Global & US Headlines
PLA J-15 Locks Fire-Control Radar on Japanese F-15s near Okinawa, Triggering Diplomatic Protests
On 6 Dec 2025, a Chinese carrier-borne J-15 twice illuminated Japanese F-15s with fire-control radar southeast of Okinawa, the first such air-to-air radar lock between the two nations, sparking immediate protests from Tokyo.
Focusing Facts
- Japan’s Defence Ministry reports the radar locks lasted ~3 minutes at 16:30 and ~30 minutes around 18:30 local time on 6 Dec 2025.
- Japan summoned Chinese Ambassador Wu Jianghao on 7 Dec 2025 to file a formal protest, while China issued a counter-protest denying the claim.

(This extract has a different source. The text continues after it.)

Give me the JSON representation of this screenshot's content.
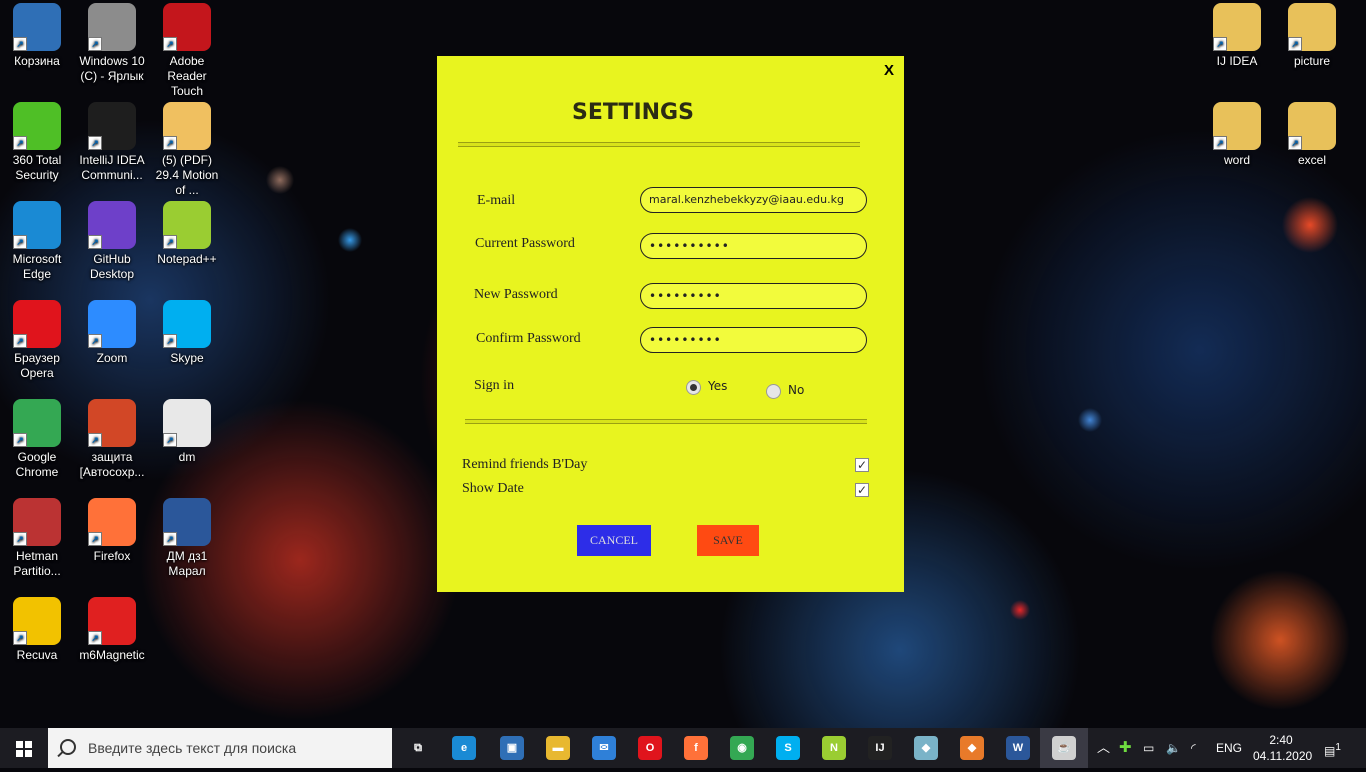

- The J-15s launched from the aircraft carrier Liaoning, which was operating with three destroyers east of the Miyako Strait during scheduled drills.
Context
Great-power forces playing chicken over the Ryukyus is not new: in January 2013 a Chinese frigate lit up a Japanese destroyer’s radar, and in 1983 Soviet interceptors similarly locked on U.S. RC-135s over the Sea of Japan—both standoffs stopped short of firing but edged norms toward acceptability. The 2025 incident fits a decade-long trend of PLA gray-zone tactics—measured escalations just below the shooting threshold—to probe alliance responses and contest Japan’s administrative control of the Senkaku/Diaoyu area while pressuring any coalition willing to aid Taiwan. Viewed on a 100-year arc, such radar locks are tactical sparks in a strategic shift: China’s blue-water navy and carrier force are now routinely operating beyond the first island chain, confronting a Japan that is re-arming and weaving tighter security networks with Australia and the U.S. Whether this episode becomes footnote or fuse depends less on the weekend’s brinkmanship than on whether both sides institutionalize crisis-management channels; absent that, the pattern echoes the pre-1914 naval rivalry where repeated “incidents” normalized risk until one finally miscalculated.
Perspectives
Western mainstream media
e.g., Bloomberg via gCaptain, Honolulu Star-Advertiser, CNBC — Present the radar-lock as an aggressive Chinese provocation that heightens regional insecurity and validates Japan’s firm protest alongside allied concern. Tends to foreground Japanese and allied official statements while downplaying or framing China’s rebuttal as mere denial, aligning with U.S.–Japan security interests.
Asia-Pacific regional outlets offering balanced coverage
e.g., Free Malaysia Today, NewstalkZB, CNA — Describe the incident as a serious but disputed encounter, stressing both Japan’s ‘dangerous’ claim and China’s assertion that Japanese jets harassed routine PLA drills, and urging calm. The bid to show ‘both sides’ may understate the gravity of a radar lock and create a false equivalence, reflecting incentives to maintain access and avoid alienating either Beijing or Tokyo.
Alternative financial & commentary sites
e.g., Zero Hedge, FXStreet — Frame the episode as a near-war flashpoint illustrating the fragility of East Asian security and cite it mainly for its dramatic or market-moving implications. Often sensationalizes conflict narratives to drive traffic or link them to market speculation, relying on secondary reports without on-the-ground corroboration.